I don’t read very many cozy mysteries, but I am drawn to them. They usually have great covers, interesting settings and/or characters, and the descriptions make me want to read about how the quirky protagonist solves the crime. However, their execution often falls flat for me perhaps because I don’t “buy” the naive shenanigans.
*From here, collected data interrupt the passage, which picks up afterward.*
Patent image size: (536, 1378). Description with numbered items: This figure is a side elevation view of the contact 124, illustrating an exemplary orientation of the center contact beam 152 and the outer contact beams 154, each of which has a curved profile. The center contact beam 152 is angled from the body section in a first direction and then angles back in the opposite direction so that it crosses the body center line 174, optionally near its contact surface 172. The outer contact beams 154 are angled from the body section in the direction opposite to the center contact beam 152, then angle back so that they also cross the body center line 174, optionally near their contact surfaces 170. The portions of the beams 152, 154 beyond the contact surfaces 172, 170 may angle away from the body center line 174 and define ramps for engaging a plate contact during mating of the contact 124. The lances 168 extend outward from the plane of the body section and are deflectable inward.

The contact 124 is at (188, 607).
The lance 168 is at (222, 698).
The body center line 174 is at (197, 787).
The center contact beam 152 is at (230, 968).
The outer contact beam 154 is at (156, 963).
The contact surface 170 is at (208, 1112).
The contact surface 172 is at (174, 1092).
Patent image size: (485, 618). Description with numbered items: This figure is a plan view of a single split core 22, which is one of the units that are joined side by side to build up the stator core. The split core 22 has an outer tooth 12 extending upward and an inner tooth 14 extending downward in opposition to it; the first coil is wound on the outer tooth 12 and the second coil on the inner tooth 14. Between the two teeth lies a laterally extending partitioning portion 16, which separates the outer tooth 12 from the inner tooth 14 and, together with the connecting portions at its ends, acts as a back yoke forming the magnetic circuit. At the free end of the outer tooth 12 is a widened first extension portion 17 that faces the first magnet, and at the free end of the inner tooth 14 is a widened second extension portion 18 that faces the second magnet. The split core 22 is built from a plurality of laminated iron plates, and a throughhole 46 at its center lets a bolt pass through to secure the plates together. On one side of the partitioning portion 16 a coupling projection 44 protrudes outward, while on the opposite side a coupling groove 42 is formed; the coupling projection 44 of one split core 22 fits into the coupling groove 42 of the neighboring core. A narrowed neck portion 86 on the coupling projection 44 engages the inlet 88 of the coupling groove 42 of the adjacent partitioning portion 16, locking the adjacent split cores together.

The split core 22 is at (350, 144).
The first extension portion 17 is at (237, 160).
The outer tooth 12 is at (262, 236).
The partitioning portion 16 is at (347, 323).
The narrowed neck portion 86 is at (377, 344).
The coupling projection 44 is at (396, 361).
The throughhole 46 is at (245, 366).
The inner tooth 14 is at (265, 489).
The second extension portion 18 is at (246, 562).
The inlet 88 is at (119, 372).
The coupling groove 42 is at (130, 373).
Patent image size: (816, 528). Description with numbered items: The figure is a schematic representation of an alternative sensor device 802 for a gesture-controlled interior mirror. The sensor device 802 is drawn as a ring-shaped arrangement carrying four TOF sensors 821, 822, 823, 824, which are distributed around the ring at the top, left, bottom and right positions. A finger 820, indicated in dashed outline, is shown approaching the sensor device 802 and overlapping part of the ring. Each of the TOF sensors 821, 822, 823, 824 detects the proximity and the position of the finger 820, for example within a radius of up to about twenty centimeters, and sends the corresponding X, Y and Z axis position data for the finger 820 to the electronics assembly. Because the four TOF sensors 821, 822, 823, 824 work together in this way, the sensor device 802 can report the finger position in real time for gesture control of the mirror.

Vivien Chien’s Noodle Shop Mystery series has caught my eye several times in recent years. So when I came upon it again at Barnes & Noble last week, it was the perfect time to give it a try.
Death by Dumpling (2018) is the first book in Chien’s series. Twenty-seven year old Lana Lee is the protagonist. She quit her previous job in a huff and couldn’t find a new one. To pay the bills she’s working at her parent’s restaurant, Ho-Lee Noodle House. She’s also far enough removed from a bad breakup that people in her life are pressuring her to date/find a new boyfriend (or in the case of her mother, a husband).
Lana lives with her best friend, the blonde-haired Megan Riley, and her black pug, Kikko. Lana’s mother is from Taiwan and her father is white. His last name, Lee, is a name some assume to be Asian. People are often surprised when they meet her big white father. She also has a believable, somewhat antagonistic relationship with her older sister.
The Ho-Lee Noodle House is part of Asia Village plaza in Cleveland, Ohio. It’s what Lana calls, “a quaint shopping center filled with what I like to refer to as ‘Asian stuff and things’” (3). Most of the shops are owned by the original tenants of the village who have been friends or colleagues for decades.
On the day that kicks off the action, Lana delivers the landlord’s standard lunch order. Mr. Feng is allergic to shellfish so every precaution is take to prepare his food. During her interaction with Mr. Feng, Lana notes his ever-present epipen poking out of his shirt pocket. Later that day he’s found dead next to shrimp dumplings which are obviously NOT his standard order. Mr. Feng’s epipen is nowhere in sight. Lana, as the delivery person, is a suspect.
The action, albeit rather slow, takes off from there. Lana tries to clear her name and that of the chef, a life-long friend, who made the order. There are good red herrings. Chien makes terrific use of the life-long relationships and tight knit community of Asia Village.
From what I understand, a love interest is a cozy mystery convention (like most fiction, right?). Two men are potential love interests: one is the detective investigating Mr. Feng’s death and the other is a young man who Mr. Feng took under his wing to groom as his business successor.
I was jealous every time Lana’s mom made her a bowl of noodles.
The shenanigans are not too over-the-top and the resolution is satisfying. As a reader in her mid-50s, younger protagonists are sometimes too cutesy, annoying, or just plain boring, but Lana has potential to grow on me. I also liked the cast of characters and will eventually read the second book in the series, Dim Sum of All Fears. If I didn’t have my Big Book Summer readalong book going (The Warmth of Other Suns) and my Vintage Book Club book to read (East of Eden by John Steinbeck), I’d probably grab a copy now.